I haven't posted for awhile, in part because I've been working on a particularly challenging paper to be presented at a conference next month. It will be my first formal unveiling of the project I've tentatively titled Israel and the Dialectics of History, which aims to work out the theory of history developed by Lonergan and those who have built upon his work, especially but not exclusively Robert Doran. In a certain sense, this project entails that I return to much the beginning of such work, as Doran was deeply influenced by Eric Voegelin's Order and History, especially the first volume, Israel and Revelation. In particular, Doran drew upon Order and History to develop the notion that the dialectic of culture entails a dynamic relationship between what Voegelin called cosmology and anthropology, each of which has to do with where we locate the source of social order: cosmology locates it in the cosmos, anthropology in a world-transcendent source such as God or reason. One of Voegelin's arguments is that cosmologically-oriented cultures often transition to anthropologically-oriented cultures when social breakdown is so extreme that the cosmos can no longer function as a coherent model for social order. Voegelin (pp. 44-45 of Israel and Revelation) suggests that Israel appears to be historically unique in that it made the shift from a cosmological to an anthropological orientation without such a breakdown.

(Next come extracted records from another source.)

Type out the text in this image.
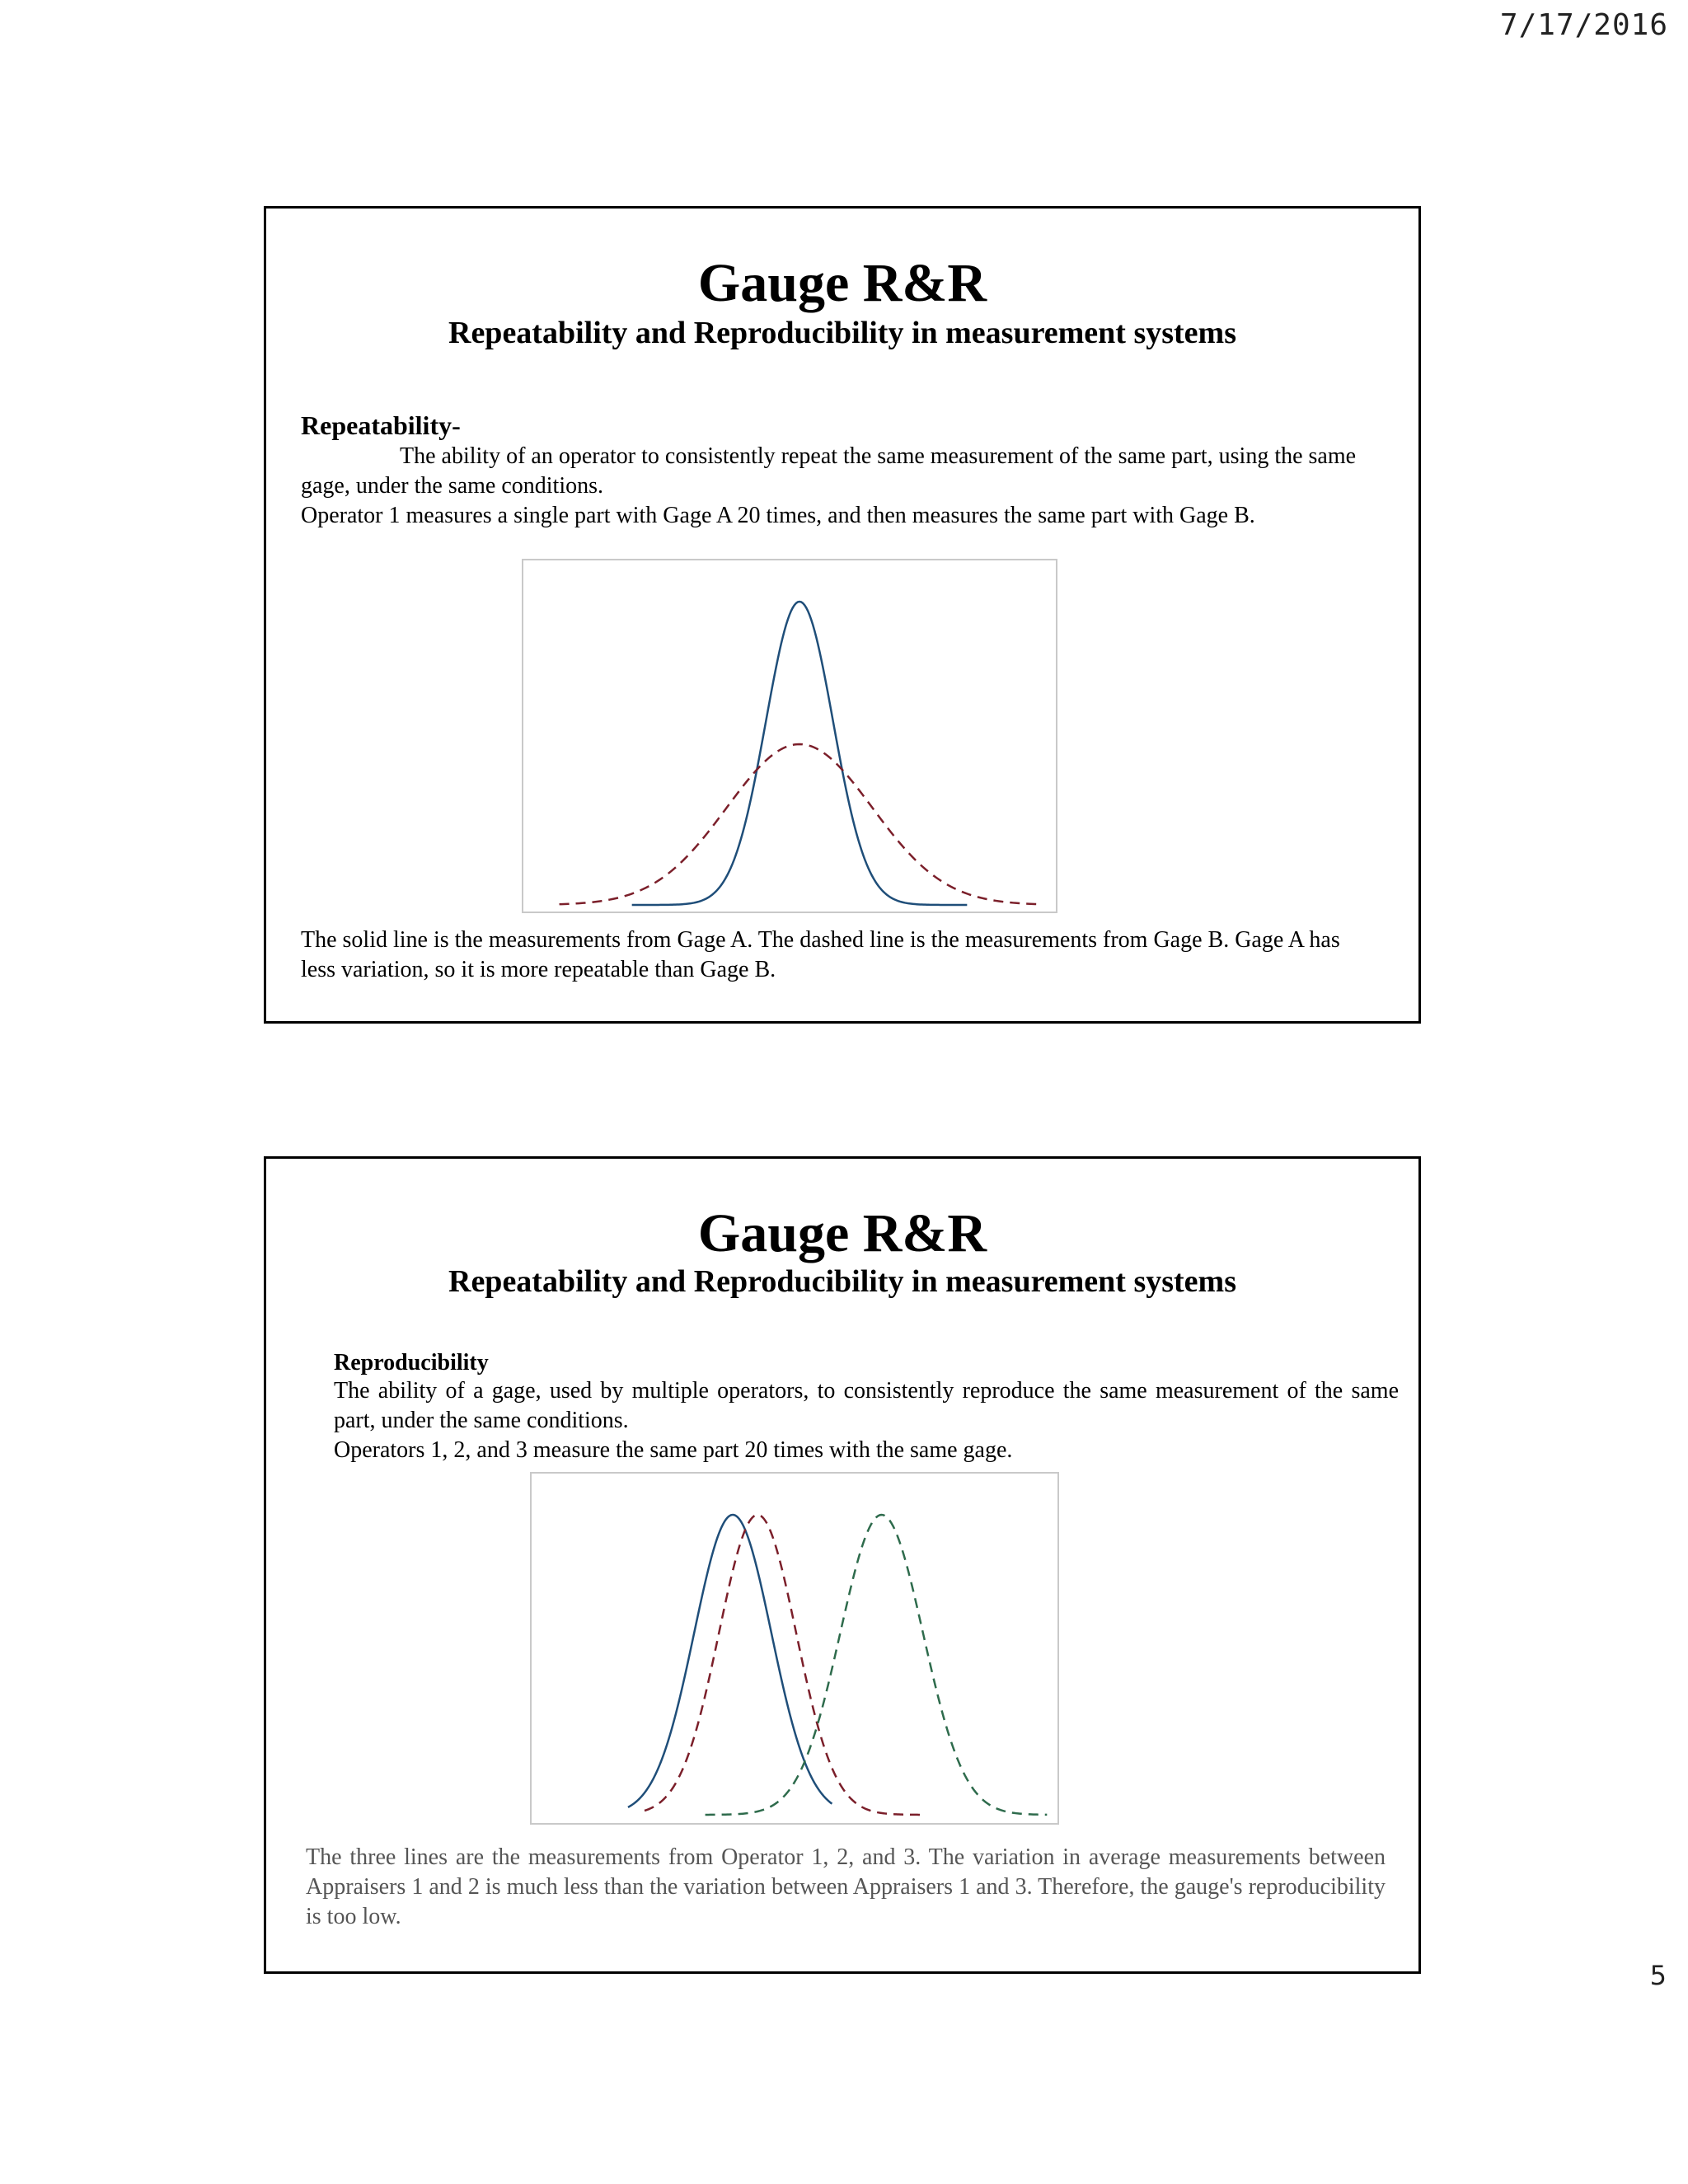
7/17/2016
Gauge R&R
Repeatability and Reproducibility in measurement systems
Repeatability-

The ability of an operator to consistently repeat the same measurement of the same part, using the same gage, under the same conditions.

Operator 1 measures a single part with Gage A 20 times, and then measures the same part with Gage B.

The solid line is the measurements from Gage A. The dashed line is the measurements from Gage B. Gage A has less variation, so it is more repeatable than Gage B.

Gauge R&R
Repeatability and Reproducibility in measurement systems
Reproducibility

The ability of a gage, used by multiple operators, to consistently reproduce the same measurement of the same part, under the same conditions.

Operators 1, 2, and 3 measure the same part 20 times with the same gage.

The three lines are the measurements from Operator 1, 2, and 3. The variation in average measurements between Appraisers 1 and 2 is much less than the variation between Appraisers 1 and 3. Therefore, the gauge's reproducibility is too low.

5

Part of what I am arguing in the paper mentioned above is that Voegelin is empirically mistaken. That he is should occasion little surprise. He was not a biblical scholar, and Israel and History is now more than sixty years old and thus not informed by more recent advances in our knowledge. But we now know that the earliest Israelite settlements in the Land were probably those that appear in the hill country towards the end of the Late Bronze Age, c. 1200 B.C.E. This period is a period of collapse throughout the eastern Mediterranean. This Late Bronze Age Collapse triggers the Greek Dark Age, and occasions a sharp decline in Egyptian control over Canaan. By c. 1150 Egyptian suzerainty over the region comes to a terminus, and the New Kingdom itself doesn't survive the next century. The Canaanite city-states largely disappear, and the Philistines (likely an Aegean people displaced by the fall of the Greek palatial system) appear on the Levantine coast. Such systems-wide collapse (for that is what we're dealing with here) does not occur overnight, and indeed there are signs throughout the 13th century of political disintegration and breakdown in the eastern Mediterranean. The Ramesside kings regularly campaign in Canaan, a fact typically taken as an indication of Egyptian strength but perhaps should be better seen as an empire that is having ever-greater difficulty to maintain control over its holdings. Likewise, the great Egyptian building projects of this century should perhaps be seen not as indications of a civilization at its zenith but rather of a faltering state increasingly dependent upon monumental works to give the symbolic illusion of continued greatness. It is precisely in this period that the majority of scholars who still believe in some sort of exodus would locate the event, and also at this time that Israel first emerges in the historical record.

Our knowledge of Israelite religion at this time is limited by the nature of the data. That's life when one does history. But the biblical conviction that Israel's foundation as a people in the Land correlates closely with a shift towards a more world-transcendent understanding of society makes very good sense within Voegelin's theory of history as developed in Order and History. In fact, I would argue that when we recognize that Israel seems to have emerged during a time of significant political breakdown, it perhaps makes even better sense than he himself realized.